# 3 related questions about DDD (TD, triple-diff) estimators

In Jeff Wooldridge's Econometric Analysis (2nd edition), he derives the expression for the difference-in-difference-in-differences (DDD) estimator on page 151 for the two period case where state B implements a health care policy change aimed at the elderly.

First, I am puzzled by why the equation (6.56) does not have a fourth term of $$(\bar y_{A,N,2} - \bar y_{A,N,1}),$$

which would correspond to the change for the mean health outcomes for the non-elderly (group N) in the states that do not change their policy (group A).

He cites Gruber (1994) as using this method, but my reading of table 3 in that paper is that it is a difference of two DDs, so you need the fourth term to have that (otherwise you get $\delta_3 + \delta_0$ instead of just $\delta_3$).

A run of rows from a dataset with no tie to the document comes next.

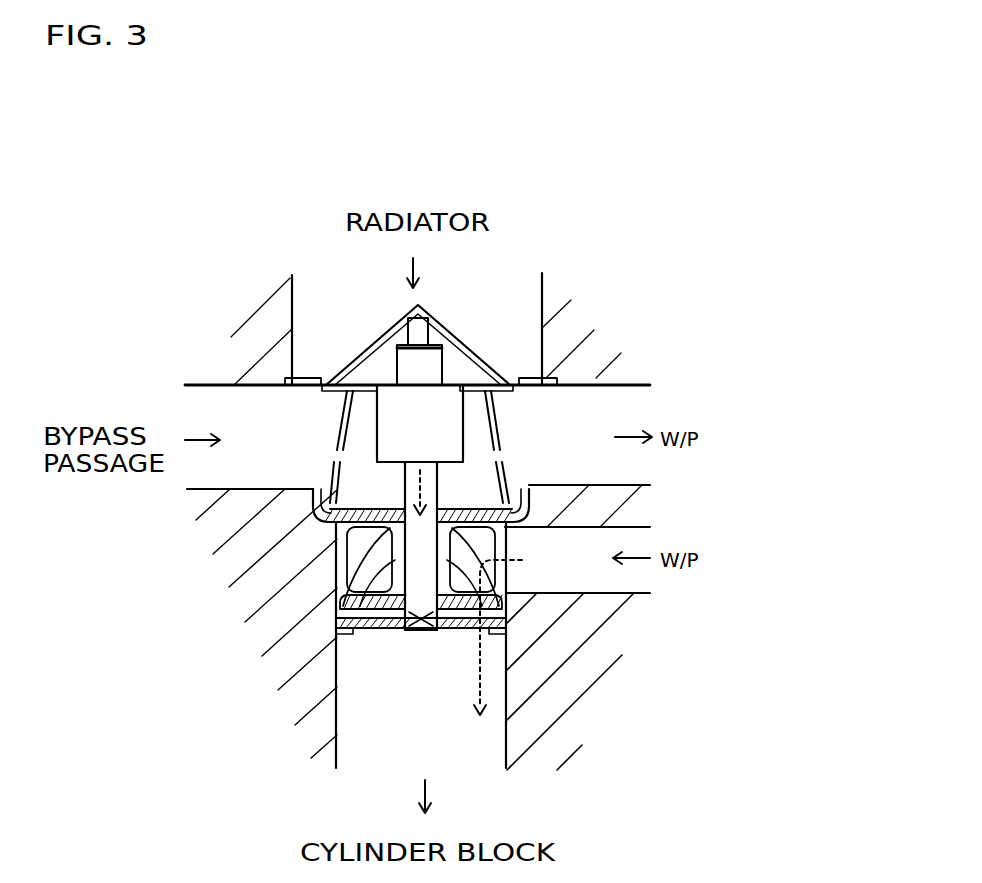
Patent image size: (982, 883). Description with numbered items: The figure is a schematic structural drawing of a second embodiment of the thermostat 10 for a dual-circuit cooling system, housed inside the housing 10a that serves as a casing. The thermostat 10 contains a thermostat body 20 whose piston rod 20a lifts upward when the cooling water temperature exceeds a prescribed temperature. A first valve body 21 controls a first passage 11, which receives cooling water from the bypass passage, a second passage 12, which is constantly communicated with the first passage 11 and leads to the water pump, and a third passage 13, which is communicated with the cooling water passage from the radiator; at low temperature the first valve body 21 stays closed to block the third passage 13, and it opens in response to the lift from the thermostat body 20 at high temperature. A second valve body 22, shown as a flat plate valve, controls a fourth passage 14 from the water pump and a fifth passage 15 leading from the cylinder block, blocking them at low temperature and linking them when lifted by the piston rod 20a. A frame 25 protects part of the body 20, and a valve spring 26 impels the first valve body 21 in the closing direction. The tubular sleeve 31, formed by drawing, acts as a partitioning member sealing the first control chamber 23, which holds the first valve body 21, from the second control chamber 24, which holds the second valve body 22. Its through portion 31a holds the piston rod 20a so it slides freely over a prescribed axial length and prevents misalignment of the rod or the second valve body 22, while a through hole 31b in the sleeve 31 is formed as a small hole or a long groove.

The thermostat 10 is at (772, 291).
The first passage 11 is at (198, 392).
The second passage 12 is at (601, 390).
The third passage 13 is at (542, 273).
The fourth passage 14 is at (607, 527).
The fifth passage 15 is at (507, 727).
The housing 10a is at (275, 643).
The thermostat body 20 is at (447, 423).
The piston rod 20a is at (337, 516).
The first valve body 21 is at (483, 380).
The second valve body 22 is at (372, 634).
The first control chamber 23 is at (492, 506).
The second control chamber 24 is at (472, 696).
The frame 25 is at (372, 350).
The valve spring 26 is at (332, 463).
The tubular sleeve 31 is at (336, 540).
The through portion 31a is at (335, 717).
The through hole 31b is at (488, 598).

I have already checked the errata for the second printing, and this did not come up, so I must be missing something here. It also appears in his 2007 NBER lecture notes in the same form.

My second question is that in the case with more than two time periods, JW suggests a regression that includes:

• a full set of dummies for type of state (A or B)
• a full set of dummies for age category (E or N)
• dummies for all time periods
• pairwise interactions between the previous three
• a policy dummy that takes the value of 1 for groups and time periods subject to the policy, which is the DDD parameter of interest

JW writes "full sets of dummies" and "all time periods", but I am not sure how that can be done without falling into the dummy variable trap. It might seem natural to drop the type A state one and the non-elderly one (group N), but say I have 10 time periods, and treatment happens in period 5. How does one pick which time dummy to drop to avoid the dummy variable trap? This choice seems to alter the DDD parameter and its interpretation, but I not sure if one is best. Here's another question where there's a natural choice because there's a single pre period that serves as the baseline.

Finally, what exactly is the identifying assumption with DDD, analogous to common trends with plain DD? Are there any ways to test/bolster it with multiple periods?

In Myoung-jae Lee's Micro-Econometrics for Policy, Program, and Treatment Effects, the condition (translated into JW's example) is listed as

$$\delta_3 + E[u_{1,2} - u_{0,1}\vert E=1,B=1]-E[u_{0,2} - u_{0,1}\vert E=1,A=1]-{E[u_{0,2} - u_{0,1}\vert N=1,B=1]-E[u_{0,2} - u_{0,1}\vert N=-=1,A=1]},$$ where the first subscript indexes the potential outcome (1 treated, 0 if not) and the second is time (post is 2, pre is 1). I interpret this as saying that as long as the change in unobservables over time for the elderly in the treated state compared to the elderly elsewhere is similar is magnitude to the same quantity for the non-elderly, then the DDD identifies the correct effect. This seems weaker than common trends, which would be sufficient, but not necessary for DDD. Is this correct?